Your words may not have said it, but your actions do. In the past few weeks I’ve spent enough time with you that I think I know you pretty well, and you know me too.” His eyes softened, but he still held my gaze. “You don’t like him, but I do, and for some reason he likes me; he just doesn’t fully know it yet.” I couldn’t look at him anymore. “I hope that when this is all over, he will forgive me, and give me a chance. I’m not sure if I deserve it, but I’ve crushed on him since forever, and this is my opportunity to be happy. I hope you can support me in that. Like I said, you’ve become one of my closest friends, and I don’t want to lose you, but I want you to understand: things can’t be how they have been the past few days.” I put my hands in my lap and laced my fingers. He looked at a crack between the concrete and cinder blocks like it was the most interesting thing in the world. The second bell had long since sounded. I knew we were down her for the duration of first period, which I could only assume was at least twenty more minutes. He was silent for what felt like forever. And just when I decided to give up and try to get into class, he began.

 


It’s really hard for me to trust people—especially people I haven’t known for very long. It’s weird with you. I know we started out with this
arrangement
, but you have turned out to be completely different from what I thought you would be. You’re brave and surprisingly honest, and I find myself telling you things I haven’t even told some of my closest friends, so I agree I don’t want to lose what we have. When I care about something, though, I want to protect it, and I feel like I need to protect you. You have no idea what something like this could do to you if it blows up in your face. You’re risking a lot.”

 


Maybe I feel that way because I’m watching it from the outside. I mean, Lacey, come on, look at how fast the kids at my old school figured it out. All it takes is one person telling someone from our school. Then everyone will know. And Jade was right; you’re playing with Henry’s emotions. That’s not fair, so yeah I’m going to give you shit when I see you flirting with him.” He squatted in front of me and took my hands in his. “I don’t doubt that he’s falling for you,” he said in a hushed tone as he looked up into my eyes. “Anyone who gets to know you will realize how amazing you are, but you’re going to hurt him, and he, in turn, is going to hurt you. That is what I have a problem with. I want you to be happy, with the right person, and if you have to lie to him, then he’s not the right person.” Chase was so sincere. I felt my eyes getting round and glassy as he stared up into them. “It’s just not worth it.” He traced the top of my hand with his calloused fingers.
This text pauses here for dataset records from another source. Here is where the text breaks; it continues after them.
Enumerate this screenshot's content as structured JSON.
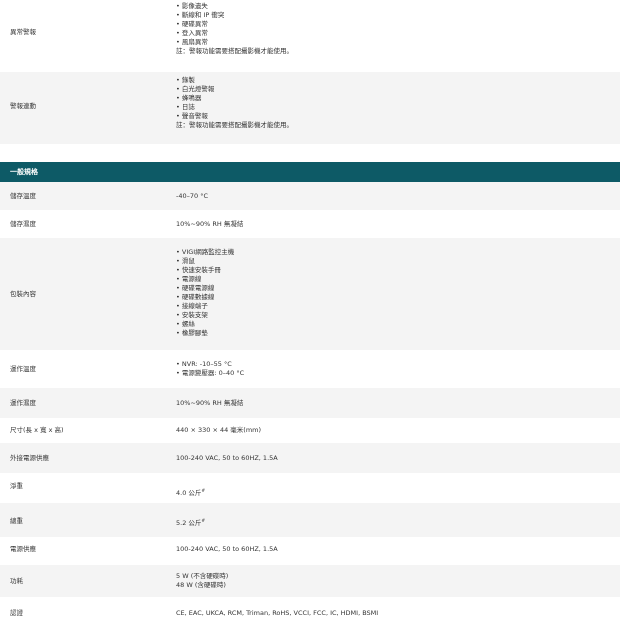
{
  "abnormal_alarm": {
    "label": "異常警報",
    "items": [
      "影像遺失",
      "斷線和 IP 衝突",
      "硬碟異常",
      "登入異常",
      "風扇異常"
    ],
    "note": "註：警報功能需要搭配攝影機才能使用。"
  },
  "alarm_linkage": {
    "label": "警報連動",
    "items": [
      "錄製",
      "白光燈警報",
      "蜂鳴器",
      "日誌",
      "聲音警報"
    ],
    "note": "註：警報功能需要搭配攝影機才能使用。"
  },
  "general_specs": {
    "header": "一般規格",
    "storage_temp": {
      "label": "儲存溫度",
      "value": "-40–70 °C"
    },
    "storage_humidity": {
      "label": "儲存濕度",
      "value": "10%~90% RH 無凝結"
    },
    "package": {
      "label": "包裝內容",
      "items": [
        "VIGI網路監控主機",
        "滑鼠",
        "快速安裝手冊",
        "電源線",
        "硬碟電源線",
        "硬碟數據線",
        "接線端子",
        "安裝支架",
        "螺絲",
        "橡膠腳墊"
      ]
    },
    "operating_temp": {
      "label": "運作溫度",
      "items": [
        "NVR: -10–55 °C",
        "電源變壓器: 0–40 °C"
      ]
    },
    "operating_humidity": {
      "label": "運作濕度",
      "value": "10%~90% RH 無凝結"
    },
    "dimensions": {
      "label": "尺寸(長 x 寬 x 高)",
      "value": "440 × 330 × 44 毫米(mm)"
    },
    "external_power": {
      "label": "外接電源供應",
      "value": "100-240 VAC, 50 to 60HZ, 1.5A"
    },
    "net_weight": {
      "label": "淨重",
      "value": "4.0 公斤",
      "sup": "#"
    },
    "gross_weight": {
      "label": "總重",
      "value": "5.2 公斤",
      "sup": "#"
    },
    "power_supply": {
      "label": "電源供應",
      "value": "100-240 VAC, 50 to 60HZ, 1.5A"
    },
    "power_consumption": {
      "label": "功耗",
      "lines": [
        "5 W (不含硬碟時)",
        "48 W (含硬碟時)"
      ]
    },
    "certification": {
      "label": "認證",
      "value": "CE, EAC, UKCA, RCM, Triman, RoHS, VCCI, FCC, IC, HDMI, BSMI"
    }
  }
}
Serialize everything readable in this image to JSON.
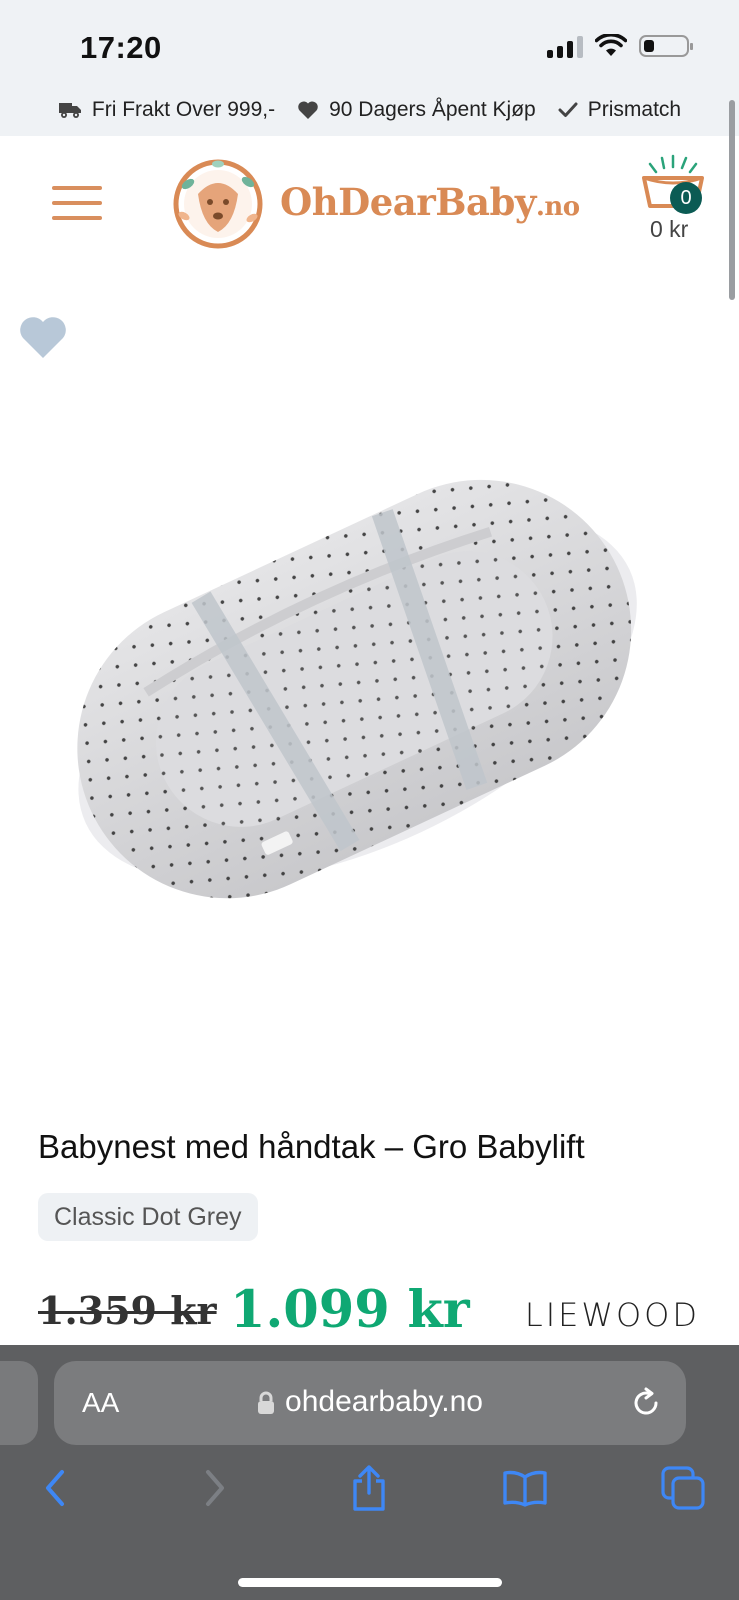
{
  "status_bar": {
    "time": "17:20"
  },
  "promo_bar": {
    "items": [
      {
        "icon": "truck-icon",
        "text": "Fri Frakt Over 999,-"
      },
      {
        "icon": "heart-icon",
        "text": "90 Dagers Åpent Kjøp"
      },
      {
        "icon": "check-icon",
        "text": "Prismatch"
      }
    ]
  },
  "header": {
    "logo_text": "OhDearBaby",
    "logo_suffix": ".no",
    "cart_count": "0",
    "cart_total": "0 kr"
  },
  "product": {
    "title": "Babynest med håndtak – Gro Babylift",
    "variant": "Classic Dot Grey",
    "old_price": "1.359 kr",
    "price": "1.099 kr",
    "brand": "LIEWOOD"
  },
  "browser": {
    "text_size_label": "AA",
    "url": "ohdearbaby.no"
  },
  "colors": {
    "brand_accent": "#d98a55",
    "sale_price": "#0fa873",
    "cart_badge": "#0b5b54",
    "promo_bg": "#eff2f5"
  }
}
I couldn’t feel the roughness of his hands; I only felt his delicate touch.

 


I have a plan,” I whispered. “It’s going to be over soon, one way or another.” He looked down at our hands and let out a deep sigh. His messy hair covered his face, so I couldn’t see his expression.

 


Whatever it is, I’ll help you.” He looked back up at me. “You kept your end of our bargain, and I’ll keep mine.”

 


Thank you.” I pulled him close to me in a hug, and he held me tight. Then the bell rang.

 

 

 

Chapter 18

 

It seemed like we couldn’t let each other go. We hugged until the warning bell rang, and when he finally pulled away from me, my silent tears had darkened his shoulder. I wiped my eyes and sniffed.

 


Don’t cry. We’re OK.” He looked up at me tenderly. I simply nodded. We both stood and went up the stairs to the busy hallway. He gave me one last nod before he turned and went down the hall in the opposite direction from me. I took a deep breath and mentally checked Chase off my check list. I decided to make Henry my next priority. At my locker, I grabbed my books, but before I closed my locker I sent him a text.